The researchers surmise that “[t]he inability of E2 [estrogen] to increase synaptic plasticity and spine density reported here and hippocampal learning reported by others after prolonged E2 deprivation might be explained by decreased hippocampal cholinergic function.” They note that “an extensive literature has documented a key role of cholinergic innervation in mediating the beneficial effects of E2 on spatial learning.” Moreover, they explain, OVX [ovariectomy] leads to a significant decrease in ChAT [choline acetyltransferase] mRNA in basal forebrain cholinergic neurons and acetylcholine release in the hippocampus beyond that of normal aging. Thus, a threshold may exist at which cholinergic function is so severely depleted that E2’s effects on synaptic function and learning cannot be elicited. In support of this idea, a recent elegant study showed that pharmacological inhibition of acetylcholinesterase in vivo rescued the ability to E2 to enhance cognitive function in aged rats 19 to 24 mon post-OVX.” It is well known that the cholinergic nervous system suffers age-related decline, one mechanism being the demonstrated reduced ability of older brains of humans to transport choline into the brain.

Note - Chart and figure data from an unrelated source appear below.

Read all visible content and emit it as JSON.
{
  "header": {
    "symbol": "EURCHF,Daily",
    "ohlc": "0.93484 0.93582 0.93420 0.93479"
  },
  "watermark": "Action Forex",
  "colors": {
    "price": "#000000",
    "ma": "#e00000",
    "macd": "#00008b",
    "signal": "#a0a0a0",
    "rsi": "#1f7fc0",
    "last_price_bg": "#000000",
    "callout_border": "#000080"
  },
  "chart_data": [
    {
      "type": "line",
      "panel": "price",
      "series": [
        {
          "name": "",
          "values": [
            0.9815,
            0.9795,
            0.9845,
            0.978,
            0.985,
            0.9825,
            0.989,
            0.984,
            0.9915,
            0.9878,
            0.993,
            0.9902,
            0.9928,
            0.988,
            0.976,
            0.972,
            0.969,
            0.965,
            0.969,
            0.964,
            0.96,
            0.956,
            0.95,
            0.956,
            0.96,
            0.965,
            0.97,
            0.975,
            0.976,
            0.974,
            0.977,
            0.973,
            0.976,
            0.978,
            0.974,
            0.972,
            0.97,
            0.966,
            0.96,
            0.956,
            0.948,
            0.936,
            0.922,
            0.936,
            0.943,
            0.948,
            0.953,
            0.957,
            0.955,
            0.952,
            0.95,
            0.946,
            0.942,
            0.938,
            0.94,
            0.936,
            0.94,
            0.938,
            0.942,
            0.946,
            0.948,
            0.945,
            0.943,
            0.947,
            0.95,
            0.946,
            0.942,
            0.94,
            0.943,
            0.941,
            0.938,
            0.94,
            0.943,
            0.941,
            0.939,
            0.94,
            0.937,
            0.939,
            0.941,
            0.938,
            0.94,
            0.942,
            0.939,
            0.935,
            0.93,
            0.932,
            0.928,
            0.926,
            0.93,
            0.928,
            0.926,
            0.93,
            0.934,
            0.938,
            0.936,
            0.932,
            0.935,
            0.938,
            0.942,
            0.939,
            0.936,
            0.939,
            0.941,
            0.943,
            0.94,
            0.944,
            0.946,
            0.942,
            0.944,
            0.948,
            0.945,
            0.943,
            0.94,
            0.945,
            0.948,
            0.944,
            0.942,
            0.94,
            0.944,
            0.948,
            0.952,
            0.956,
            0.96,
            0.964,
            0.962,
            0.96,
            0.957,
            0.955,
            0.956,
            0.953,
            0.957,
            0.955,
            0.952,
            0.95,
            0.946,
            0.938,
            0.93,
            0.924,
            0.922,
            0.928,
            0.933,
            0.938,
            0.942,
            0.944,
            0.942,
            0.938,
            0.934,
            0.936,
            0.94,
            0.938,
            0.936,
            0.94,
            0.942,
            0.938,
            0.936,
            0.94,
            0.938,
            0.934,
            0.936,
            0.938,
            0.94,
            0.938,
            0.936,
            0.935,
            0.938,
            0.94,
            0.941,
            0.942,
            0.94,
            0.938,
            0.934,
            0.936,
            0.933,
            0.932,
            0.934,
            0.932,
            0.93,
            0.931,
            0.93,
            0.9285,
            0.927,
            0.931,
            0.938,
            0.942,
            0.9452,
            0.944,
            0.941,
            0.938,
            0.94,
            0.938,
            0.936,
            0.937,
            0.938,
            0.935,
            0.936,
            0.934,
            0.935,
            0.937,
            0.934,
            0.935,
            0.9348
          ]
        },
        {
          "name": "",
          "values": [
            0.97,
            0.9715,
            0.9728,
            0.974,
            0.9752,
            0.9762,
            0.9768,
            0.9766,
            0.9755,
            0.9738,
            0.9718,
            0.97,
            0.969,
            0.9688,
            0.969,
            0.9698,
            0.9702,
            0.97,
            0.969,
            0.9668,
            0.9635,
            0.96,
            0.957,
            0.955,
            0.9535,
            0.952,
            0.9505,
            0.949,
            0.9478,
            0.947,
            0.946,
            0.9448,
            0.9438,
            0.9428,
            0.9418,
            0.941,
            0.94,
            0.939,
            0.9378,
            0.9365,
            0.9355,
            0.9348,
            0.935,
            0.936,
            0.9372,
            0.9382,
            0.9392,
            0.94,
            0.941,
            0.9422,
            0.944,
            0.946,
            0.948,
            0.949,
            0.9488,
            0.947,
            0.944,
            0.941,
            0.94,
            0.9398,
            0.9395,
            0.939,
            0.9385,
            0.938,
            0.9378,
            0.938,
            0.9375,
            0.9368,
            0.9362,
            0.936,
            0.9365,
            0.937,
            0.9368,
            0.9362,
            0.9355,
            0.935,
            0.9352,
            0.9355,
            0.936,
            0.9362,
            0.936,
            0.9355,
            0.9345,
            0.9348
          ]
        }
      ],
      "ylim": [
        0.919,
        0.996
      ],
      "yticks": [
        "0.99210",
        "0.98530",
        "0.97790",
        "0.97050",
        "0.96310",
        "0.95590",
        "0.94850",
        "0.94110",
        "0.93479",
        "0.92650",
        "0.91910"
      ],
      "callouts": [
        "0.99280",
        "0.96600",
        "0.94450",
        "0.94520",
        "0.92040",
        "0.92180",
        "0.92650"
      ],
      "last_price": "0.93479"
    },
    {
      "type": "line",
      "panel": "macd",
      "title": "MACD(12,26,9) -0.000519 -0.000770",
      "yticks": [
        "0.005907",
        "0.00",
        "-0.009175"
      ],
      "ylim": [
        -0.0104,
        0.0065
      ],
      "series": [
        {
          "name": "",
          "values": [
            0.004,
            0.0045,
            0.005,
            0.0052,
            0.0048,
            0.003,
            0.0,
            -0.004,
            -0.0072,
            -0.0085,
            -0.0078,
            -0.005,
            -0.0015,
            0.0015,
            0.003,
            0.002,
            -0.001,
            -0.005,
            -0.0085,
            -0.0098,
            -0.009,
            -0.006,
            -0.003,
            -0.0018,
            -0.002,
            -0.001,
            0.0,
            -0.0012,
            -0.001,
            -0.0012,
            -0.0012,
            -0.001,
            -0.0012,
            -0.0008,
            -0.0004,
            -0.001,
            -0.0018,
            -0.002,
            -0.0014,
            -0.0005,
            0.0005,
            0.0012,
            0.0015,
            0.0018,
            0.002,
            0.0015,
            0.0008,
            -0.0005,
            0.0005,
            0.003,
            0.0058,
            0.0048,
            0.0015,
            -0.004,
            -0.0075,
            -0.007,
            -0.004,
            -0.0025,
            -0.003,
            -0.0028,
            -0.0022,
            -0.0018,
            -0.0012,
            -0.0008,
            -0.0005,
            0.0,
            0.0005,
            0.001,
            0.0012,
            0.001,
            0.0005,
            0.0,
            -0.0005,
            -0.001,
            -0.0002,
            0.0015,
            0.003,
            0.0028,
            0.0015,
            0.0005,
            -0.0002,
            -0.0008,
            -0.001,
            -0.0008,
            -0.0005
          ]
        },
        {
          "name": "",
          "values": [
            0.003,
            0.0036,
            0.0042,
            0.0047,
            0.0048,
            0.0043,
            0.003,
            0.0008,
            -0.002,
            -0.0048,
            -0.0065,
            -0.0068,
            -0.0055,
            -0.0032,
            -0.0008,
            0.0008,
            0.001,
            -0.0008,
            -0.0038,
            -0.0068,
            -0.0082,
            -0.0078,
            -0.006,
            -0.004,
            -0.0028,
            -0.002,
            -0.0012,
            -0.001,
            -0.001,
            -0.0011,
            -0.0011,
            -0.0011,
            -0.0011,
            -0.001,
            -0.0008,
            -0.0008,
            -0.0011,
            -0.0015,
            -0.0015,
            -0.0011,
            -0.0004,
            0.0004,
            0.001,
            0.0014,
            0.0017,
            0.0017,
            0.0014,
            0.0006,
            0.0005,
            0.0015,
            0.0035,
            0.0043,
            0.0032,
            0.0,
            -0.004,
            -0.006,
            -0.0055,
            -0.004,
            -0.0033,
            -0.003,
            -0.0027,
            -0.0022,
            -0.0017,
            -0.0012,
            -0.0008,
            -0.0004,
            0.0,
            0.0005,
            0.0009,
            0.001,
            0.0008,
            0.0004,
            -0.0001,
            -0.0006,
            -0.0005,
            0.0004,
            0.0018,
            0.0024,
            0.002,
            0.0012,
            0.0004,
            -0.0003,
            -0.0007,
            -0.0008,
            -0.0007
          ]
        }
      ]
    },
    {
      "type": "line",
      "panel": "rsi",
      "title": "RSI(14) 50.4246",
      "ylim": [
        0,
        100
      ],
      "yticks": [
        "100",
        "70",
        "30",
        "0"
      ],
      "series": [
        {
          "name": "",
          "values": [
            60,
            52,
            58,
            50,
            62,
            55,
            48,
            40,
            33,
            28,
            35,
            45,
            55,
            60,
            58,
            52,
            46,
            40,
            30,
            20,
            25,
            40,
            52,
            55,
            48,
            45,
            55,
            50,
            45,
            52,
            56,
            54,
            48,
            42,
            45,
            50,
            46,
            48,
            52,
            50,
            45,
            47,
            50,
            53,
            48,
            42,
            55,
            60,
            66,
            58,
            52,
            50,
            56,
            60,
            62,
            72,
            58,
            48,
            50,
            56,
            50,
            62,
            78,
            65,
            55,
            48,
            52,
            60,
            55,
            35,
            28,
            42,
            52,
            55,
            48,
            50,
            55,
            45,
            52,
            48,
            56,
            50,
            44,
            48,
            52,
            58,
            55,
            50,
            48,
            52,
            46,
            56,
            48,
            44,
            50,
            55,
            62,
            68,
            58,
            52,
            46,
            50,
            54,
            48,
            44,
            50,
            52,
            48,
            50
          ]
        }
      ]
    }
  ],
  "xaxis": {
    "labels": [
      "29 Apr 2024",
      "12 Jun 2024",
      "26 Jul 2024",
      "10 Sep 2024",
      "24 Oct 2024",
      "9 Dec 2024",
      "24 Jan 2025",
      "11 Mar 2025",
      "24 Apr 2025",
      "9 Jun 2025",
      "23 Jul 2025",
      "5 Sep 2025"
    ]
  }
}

This is a hypothesis and has not been directly tested yet. However, there is considerable supportive evidence (as noted above). If cholinergic dysfunction is the cause of the loss of estrogenic protective effects after a “critical period” post-menopause, then a possible “fix” for this problem is to take supplemental choline (from, for example, our sugar-free choline formulation) and a cholinesterase inhibitor, such as is found in a galantamine-containing product. This might work even to restore estrogen protective effects after the “critical period” (the “use by” date) has passed.

Reference

  1. Smith et al. Duration of estrogen deprivation, not chronological age, prevents estogen’s ability to enhance hippocampal synaptic physiology. Proc Natl Acad Sci USA 107(45):19543-8 (2010).